I also understand that my wife can contribute $2k to a Roth I can contribute $2k to a Roth and I can transfer my office SEP-IRA into a Roth. At this point the total amount could be say for numbers sake $8k to a Roth per year. Now I realize that I will have to pay taxes on my SEP-IRA When I transfer It and will not be able to take any Tax-deductions, but isn't this better than the alternative. The alter. being to put $2K in a Roth for my wife and myself (totaling $4k) and maxing out my SEP at work, but leaving it as a traditional IRA ,taking the deduction and saving taxes now, but paying large sums of taxes on the capital gains later. >>
Much depends on how long the money stays within the Roth, how the payment of taxes is handled, and current versus future tax rates.
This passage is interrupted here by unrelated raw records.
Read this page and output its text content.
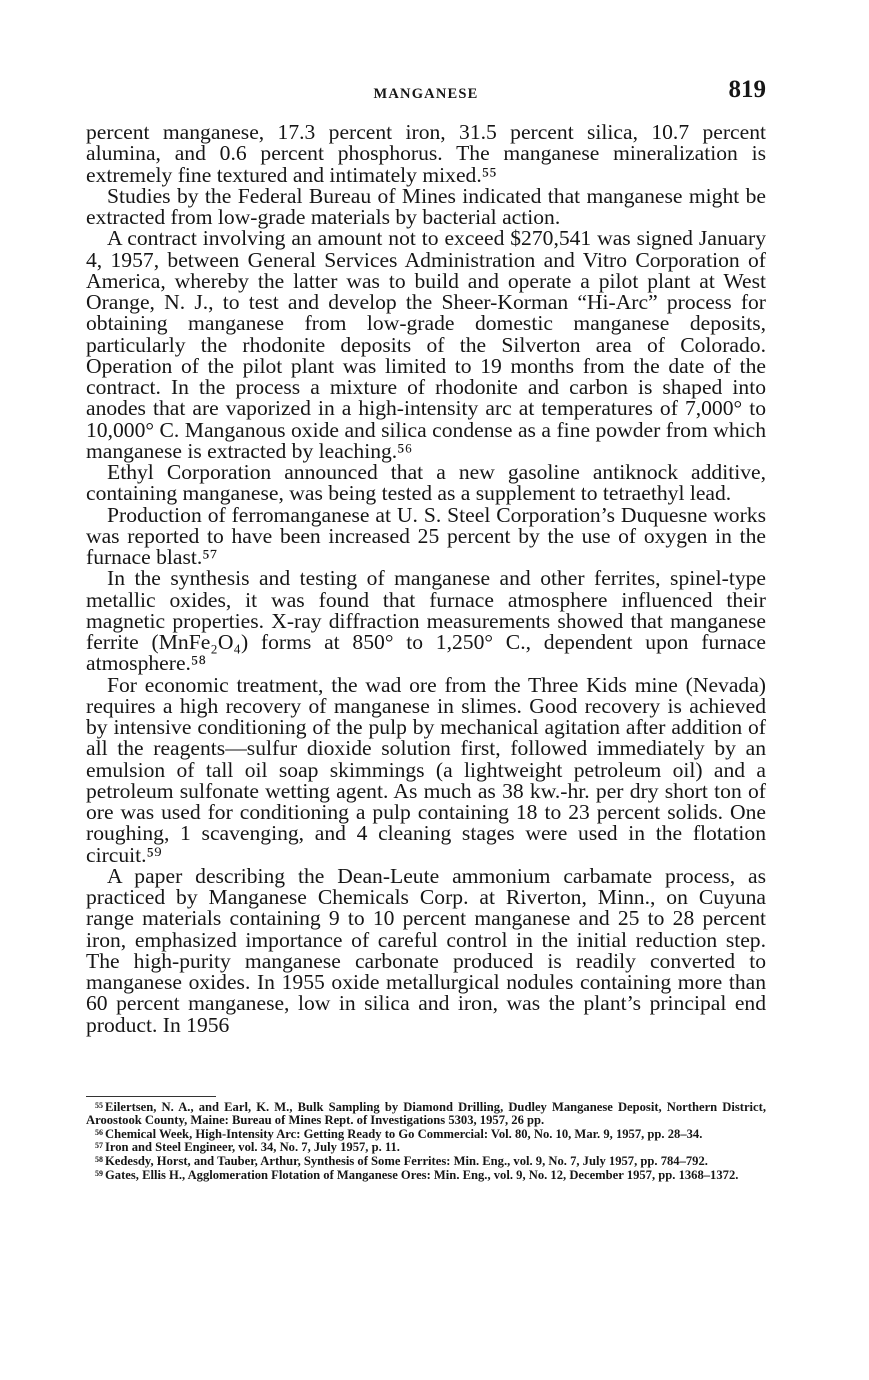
MANGANESE	819

percent manganese, 17.3 percent iron, 31.5 percent silica, 10.7 percent alumina, and 0.6 percent phosphorus. The manganese mineralization is extremely fine textured and intimately mixed.⁵⁵

Studies by the Federal Bureau of Mines indicated that manganese might be extracted from low-grade materials by bacterial action.

A contract involving an amount not to exceed $270,541 was signed January 4, 1957, between General Services Administration and Vitro Corporation of America, whereby the latter was to build and operate a pilot plant at West Orange, N. J., to test and develop the Sheer-Korman “Hi-Arc” process for obtaining manganese from low-grade domestic manganese deposits, particularly the rhodonite deposits of the Silverton area of Colorado. Operation of the pilot plant was limited to 19 months from the date of the contract. In the process a mixture of rhodonite and carbon is shaped into anodes that are vaporized in a high-intensity arc at temperatures of 7,000° to 10,000° C. Manganous oxide and silica condense as a fine powder from which manganese is extracted by leaching.⁵⁶

Ethyl Corporation announced that a new gasoline antiknock additive, containing manganese, was being tested as a supplement to tetraethyl lead.

Production of ferromanganese at U. S. Steel Corporation’s Duquesne works was reported to have been increased 25 percent by the use of oxygen in the furnace blast.⁵⁷

In the synthesis and testing of manganese and other ferrites, spinel-type metallic oxides, it was found that furnace atmosphere influenced their magnetic properties. X-ray diffraction measurements showed that manganese ferrite (MnFe₂O₄) forms at 850° to 1,250° C., dependent upon furnace atmosphere.⁵⁸

For economic treatment, the wad ore from the Three Kids mine (Nevada) requires a high recovery of manganese in slimes. Good recovery is achieved by intensive conditioning of the pulp by mechanical agitation after addition of all the reagents—sulfur dioxide solution first, followed immediately by an emulsion of tall oil soap skimmings (a lightweight petroleum oil) and a petroleum sulfonate wetting agent. As much as 38 kw.-hr. per dry short ton of ore was used for conditioning a pulp containing 18 to 23 percent solids. One roughing, 1 scavenging, and 4 cleaning stages were used in the flotation circuit.⁵⁹

A paper describing the Dean-Leute ammonium carbamate process, as practiced by Manganese Chemicals Corp. at Riverton, Minn., on Cuyuna range materials containing 9 to 10 percent manganese and 25 to 28 percent iron, emphasized importance of careful control in the initial reduction step. The high-purity manganese carbonate produced is readily converted to manganese oxides. In 1955 oxide metallurgical nodules containing more than 60 percent manganese, low in silica and iron, was the plant’s principal end product. In 1956

$^{55}$ Eilertsen, N. A., and Earl, K. M., Bulk Sampling by Diamond Drilling, Dudley Manganese Deposit, Northern District, Aroostook County, Maine: Bureau of Mines Rept. of Investigations 5303, 1957, 26 pp.

$^{56}$ Chemical Week, High-Intensity Arc: Getting Ready to Go Commercial: Vol. 80, No. 10, Mar. 9, 1957, pp. 28–34.

$^{57}$ Iron and Steel Engineer, vol. 34, No. 7, July 1957, p. 11.

$^{58}$ Kedesdy, Horst, and Tauber, Arthur, Synthesis of Some Ferrites: Min. Eng., vol. 9, No. 7, July 1957, pp. 784–792.

$^{59}$ Gates, Ellis H., Agglomeration Flotation of Manganese Ores: Min. Eng., vol. 9, No. 12, December 1957, pp. 1368–1372.
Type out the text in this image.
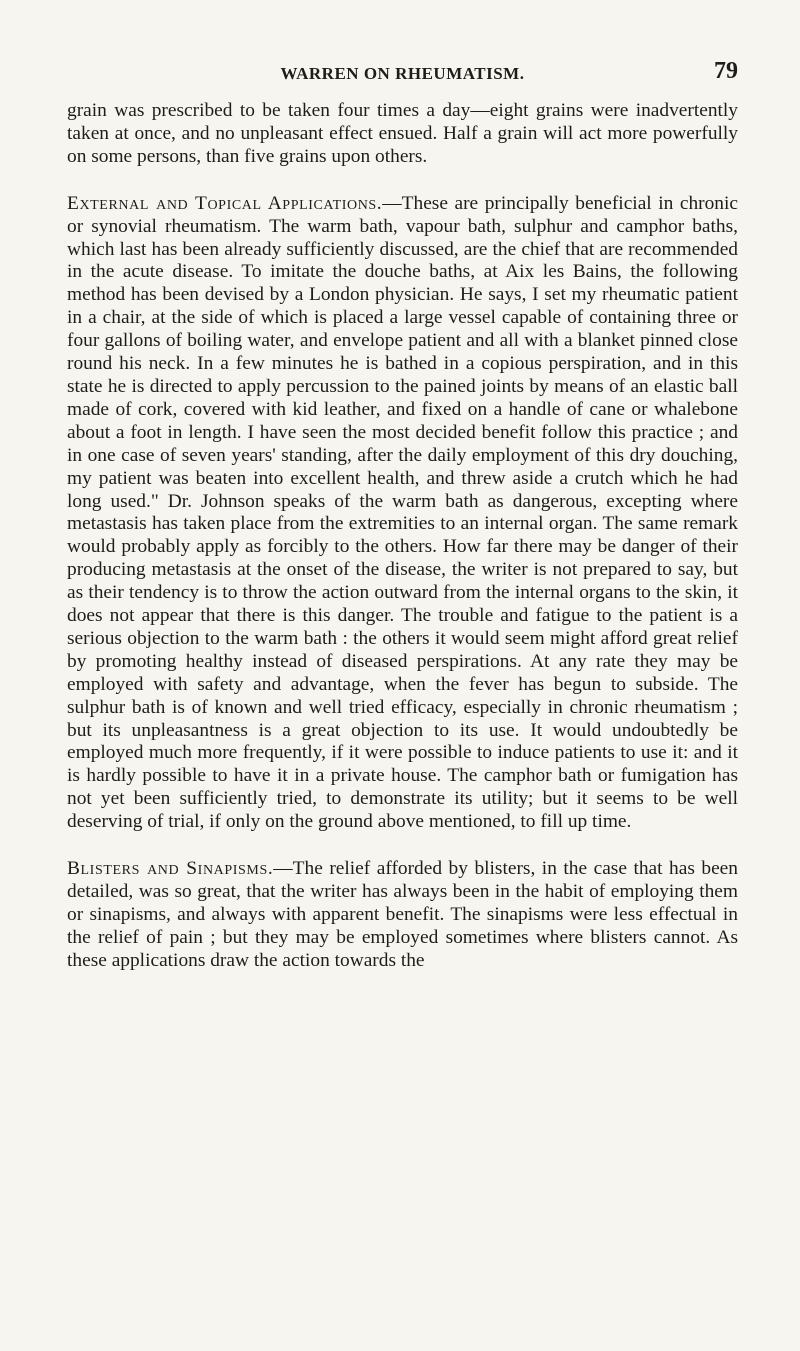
WARREN ON RHEUMATISM.	79

grain was prescribed to be taken four times a day—eight grains were inadvertently taken at once, and no unpleasant effect ensued. Half a grain will act more powerfully on some persons, than five grains upon others.

External and Topical Applications.—These are principally beneficial in chronic or synovial rheumatism. The warm bath, vapour bath, sulphur and camphor baths, which last has been already sufficiently discussed, are the chief that are recommended in the acute disease. To imitate the douche baths, at Aix les Bains, the following method has been devised by a London physician. He says, I set my rheumatic patient in a chair, at the side of which is placed a large vessel capable of containing three or four gallons of boiling water, and envelope patient and all with a blanket pinned close round his neck. In a few minutes he is bathed in a copious perspiration, and in this state he is directed to apply percussion to the pained joints by means of an elastic ball made of cork, covered with kid leather, and fixed on a handle of cane or whalebone about a foot in length. I have seen the most decided benefit follow this practice ; and in one case of seven years' standing, after the daily employment of this dry douching, my patient was beaten into excellent health, and threw aside a crutch which he had long used." Dr. Johnson speaks of the warm bath as dangerous, excepting where metastasis has taken place from the extremities to an internal organ. The same remark would probably apply as forcibly to the others. How far there may be danger of their producing metastasis at the onset of the disease, the writer is not prepared to say, but as their tendency is to throw the action outward from the internal organs to the skin, it does not appear that there is this danger. The trouble and fatigue to the patient is a serious objection to the warm bath : the others it would seem might afford great relief by promoting healthy instead of diseased perspirations. At any rate they may be employed with safety and advantage, when the fever has begun to subside. The sulphur bath is of known and well tried efficacy, especially in chronic rheumatism ; but its unpleasantness is a great objection to its use. It would undoubtedly be employed much more frequently, if it were possible to induce patients to use it: and it is hardly possible to have it in a private house. The camphor bath or fumigation has not yet been sufficiently tried, to demonstrate its utility; but it seems to be well deserving of trial, if only on the ground above mentioned, to fill up time.

Blisters and Sinapisms.—The relief afforded by blisters, in the case that has been detailed, was so great, that the writer has always been in the habit of employing them or sinapisms, and always with apparent benefit. The sinapisms were less effectual in the relief of pain ; but they may be employed sometimes where blisters cannot. As these applications draw the action towards the
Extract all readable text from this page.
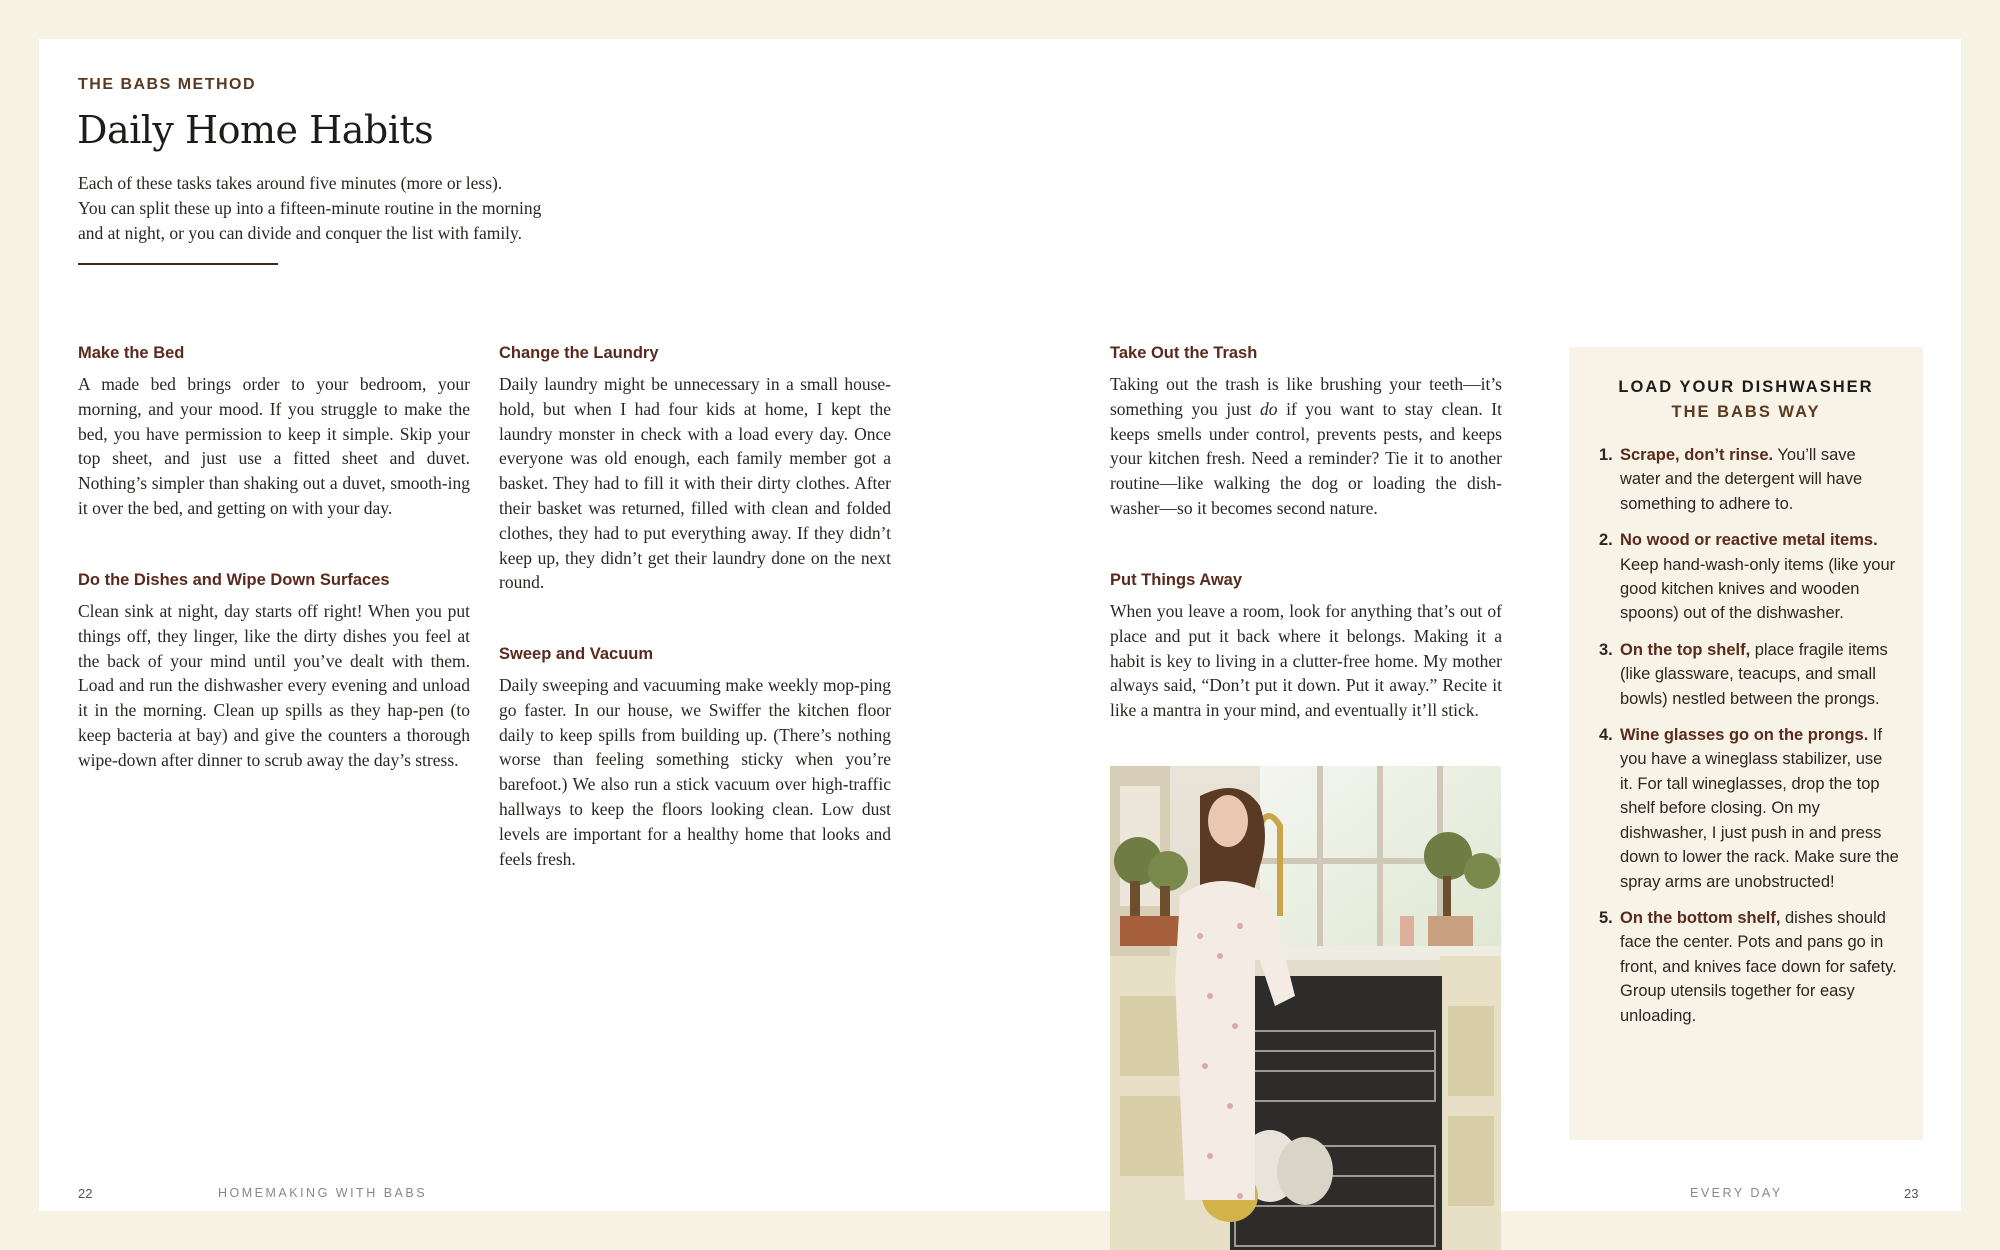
THE BABS METHOD
Daily Home Habits

Each of these tasks takes around five minutes (more or less).

You can split these up into a fifteen-minute routine in the morning

and at night, or you can divide and conquer the list with family.

Make the Bed

A made bed brings order to your bedroom, your morning, and your mood. If you struggle to make the bed, you have permission to keep it simple. Skip your top sheet, and just use a fitted sheet and duvet. Nothing’s simpler than shaking out a duvet, smooth-ing it over the bed, and getting on with your day.

Do the Dishes and Wipe Down Surfaces

Clean sink at night, day starts off right! When you put things off, they linger, like the dirty dishes you feel at the back of your mind until you’ve dealt with them. Load and run the dishwasher every evening and unload it in the morning. Clean up spills as they hap-pen (to keep bacteria at bay) and give the counters a thorough wipe-down after dinner to scrub away the day’s stress.

Change the Laundry

Daily laundry might be unnecessary in a small house-hold, but when I had four kids at home, I kept the laundry monster in check with a load every day. Once everyone was old enough, each family member got a basket. They had to fill it with their dirty clothes. After their basket was returned, filled with clean and folded clothes, they had to put everything away. If they didn’t keep up, they didn’t get their laundry done on the next round.

Sweep and Vacuum

Daily sweeping and vacuuming make weekly mop-ping go faster. In our house, we Swiffer the kitchen floor daily to keep spills from building up. (There’s nothing worse than feeling something sticky when you’re barefoot.) We also run a stick vacuum over high-traffic hallways to keep the floors looking clean. Low dust levels are important for a healthy home that looks and feels fresh.

Take Out the Trash

Taking out the trash is like brushing your teeth—it’s something you just do if you want to stay clean. It keeps smells under control, prevents pests, and keeps your kitchen fresh. Need a reminder? Tie it to another routine—like walking the dog or loading the dish-washer—so it becomes second nature.

Put Things Away

When you leave a room, look for anything that’s out of place and put it back where it belongs. Making it a habit is key to living in a clutter-free home. My mother always said, “Don’t put it down. Put it away.” Recite it like a mantra in your mind, and eventually it’ll stick.

LOAD YOUR DISHWASHER
THE BABS WAY
1. Scrape, don’t rinse. You’ll save water and the detergent will have something to adhere to.
2. No wood or reactive metal items. Keep hand-wash-only items (like your good kitchen knives and wooden spoons) out of the dishwasher.
3. On the top shelf, place fragile items (like glassware, teacups, and small bowls) nestled between the prongs.
4. Wine glasses go on the prongs. If you have a wineglass stabilizer, use it. For tall wineglasses, drop the top shelf before closing. On my dishwasher, I just push in and press down to lower the rack. Make sure the spray arms are unobstructed!
5. On the bottom shelf, dishes should face the center. Pots and pans go in front, and knives face down for safety. Group utensils together for easy unloading.
22	HOMEMAKING WITH BABS	EVERY DAY	23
In general, if you can pay the taxes due without touching the rollover money, then (assuming the same tax bracket now and in retirement) the Roth gets the edge when using the same rate of return on all investment options. If your tax bracket falls from 28% to 15%, you're better off in the SEP. If it falls from 31% to 28%, the Roth also tends to win. I'm running a number of scenarios on conversions now which I'll post here in time, like in a week or so. So far, that's what the data shows assuming the opportunity cost for paying taxes from another source is thrown into the mix by adding that to the after-tax results of the deductible investment like a SEP.
In your case, not only do you have to look at those issues, but you have to compare possible rates of return in the SEP options against those in the Roth. It's not an easy question to answer, and the short one is, "You have to run the numbers for yourself."